How gay rights groups won
Voters in Minnesota rejected earlier this month, by a 51 to 48 percent margin, a state constitutional amendment defining marriage as being between one man and one woman. Ballot measures instituting same-sex “marriage” passed that same day in Maine, Maryland, and Washington state by similar margins. Homosexual advocates won these ballot battles by crafting a public relations campaign that presented gay “marriage” not as a matter of equal rights and government benefits but as a defense of love and commitment.
As Nathanial Frank of Slate wrote, opponents of same-sex “marriage” in 2008 in California and in 2009 in Maine relied on the work of political consultant Frank Shubert to gain referenda victories. Shubert, who also acted as a consultant on the four 2012 state referenda, had “created a deadly ad campaign that played on lingering fears that gay equality threatens kids.” Shubert’s advertisements showed a schoolgirl “cheerfully” announcing after returning home that “she learned in school … that a prince can marry a prince, and she can marry a princess!”
Frank wrote that the gay movement countered such messages in 2012 by “using one of the most sophisticated issue campaign operations ever deployed.” Central to this operation was Freedom to Marry, a group founded in 2003 that analyzed the previous poor tactics of gay advocates, who “had framed their arguments in terms of equal rights and government benefits, often using rhetoric that was confrontational … and demanding.” Given “anti-gay stereotypes,” homosexuals appeared to want “marriage for selfish reasons” and not “to express love and commitment.”

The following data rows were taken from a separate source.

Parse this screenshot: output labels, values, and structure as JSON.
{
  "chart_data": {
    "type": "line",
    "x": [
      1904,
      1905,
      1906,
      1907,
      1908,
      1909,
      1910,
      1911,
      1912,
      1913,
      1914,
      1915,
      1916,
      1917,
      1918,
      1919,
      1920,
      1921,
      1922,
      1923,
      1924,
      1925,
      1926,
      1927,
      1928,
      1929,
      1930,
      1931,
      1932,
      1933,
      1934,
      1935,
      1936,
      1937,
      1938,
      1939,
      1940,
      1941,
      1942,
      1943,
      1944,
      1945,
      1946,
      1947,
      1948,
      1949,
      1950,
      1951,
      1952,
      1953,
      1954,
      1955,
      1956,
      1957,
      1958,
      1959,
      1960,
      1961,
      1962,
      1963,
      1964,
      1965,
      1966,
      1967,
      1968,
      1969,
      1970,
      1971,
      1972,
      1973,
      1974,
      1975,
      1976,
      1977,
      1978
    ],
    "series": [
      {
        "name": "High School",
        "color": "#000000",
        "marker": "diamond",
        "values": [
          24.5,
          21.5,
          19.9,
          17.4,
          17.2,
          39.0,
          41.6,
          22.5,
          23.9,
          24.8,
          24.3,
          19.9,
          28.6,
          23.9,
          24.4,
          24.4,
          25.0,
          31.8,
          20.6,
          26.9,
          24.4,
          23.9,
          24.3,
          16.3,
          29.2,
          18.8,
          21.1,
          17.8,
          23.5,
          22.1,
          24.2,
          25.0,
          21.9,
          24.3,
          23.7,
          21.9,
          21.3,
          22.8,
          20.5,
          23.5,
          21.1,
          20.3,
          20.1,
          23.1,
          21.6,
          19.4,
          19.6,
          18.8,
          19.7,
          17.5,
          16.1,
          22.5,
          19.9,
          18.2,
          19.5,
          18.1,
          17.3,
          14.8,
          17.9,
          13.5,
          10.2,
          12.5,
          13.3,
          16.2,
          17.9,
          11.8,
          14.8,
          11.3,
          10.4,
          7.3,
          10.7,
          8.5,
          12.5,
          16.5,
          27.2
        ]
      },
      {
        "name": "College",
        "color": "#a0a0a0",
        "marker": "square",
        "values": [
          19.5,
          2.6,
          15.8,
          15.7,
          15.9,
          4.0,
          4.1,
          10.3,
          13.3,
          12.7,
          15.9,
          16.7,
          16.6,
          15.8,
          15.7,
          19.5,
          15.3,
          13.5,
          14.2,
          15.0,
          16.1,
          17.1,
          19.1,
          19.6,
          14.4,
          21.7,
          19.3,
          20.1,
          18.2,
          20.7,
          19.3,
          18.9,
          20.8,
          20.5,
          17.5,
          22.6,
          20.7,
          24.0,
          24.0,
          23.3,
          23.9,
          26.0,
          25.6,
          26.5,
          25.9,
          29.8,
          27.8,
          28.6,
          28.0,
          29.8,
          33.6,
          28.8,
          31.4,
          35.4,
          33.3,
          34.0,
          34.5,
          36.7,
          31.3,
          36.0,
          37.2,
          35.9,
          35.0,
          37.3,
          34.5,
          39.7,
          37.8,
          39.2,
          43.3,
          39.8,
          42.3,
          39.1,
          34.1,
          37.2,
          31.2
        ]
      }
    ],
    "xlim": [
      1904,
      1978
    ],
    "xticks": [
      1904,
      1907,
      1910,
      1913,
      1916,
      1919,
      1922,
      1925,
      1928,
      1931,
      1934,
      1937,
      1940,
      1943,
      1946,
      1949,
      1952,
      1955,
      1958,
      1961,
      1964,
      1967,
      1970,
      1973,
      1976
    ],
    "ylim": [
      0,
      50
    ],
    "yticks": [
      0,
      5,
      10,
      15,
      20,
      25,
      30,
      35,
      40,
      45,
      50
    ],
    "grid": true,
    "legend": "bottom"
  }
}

The response in 2011 was the Why Marriage Matters campaign with its masthead message of “love, commitment, family,” and, as Frank noted, “no mention of rights or benefits.” Frank judged this campaign as looking “like any garden-variety public education campaign, a little vague, a little sappy,” yet the “message was the result of several years and millions of dollars of research.” (Moreover, such expenditures continued when same-sex “marriage” advocates outspent proponents of traditional marriage by at least 4-to-1 in this year’s four state referenda campaigns.)
Freedom to Marry’s director of public engagement, Thalia Zapatos, confronted another concern revealed in polling data and promoted in Shubert’s ads, namely that “schools could usurp the role of parents in teaching pro-gay values.” In response, Freedom to Marry and others developed ads with a message, in the words of Frank, that parents “teach their kids values at home.” The takeaway from ads such as one showing a schoolteacher mother talking with her husband about values instruction at home was, “No one would force parents into uncomfortable conversations when their own child returned home from school.”
Frank concluded that winning support for same-sex “marriage” is “about having the right message and imparting it with patience and labor.” This includes “granular information” about different electoral demographics. Research data showed groups like Freedom to Marry that the elderly, for example, “might respond better to older messengers; pet owners might respond better to in-person conversations than to mailings.”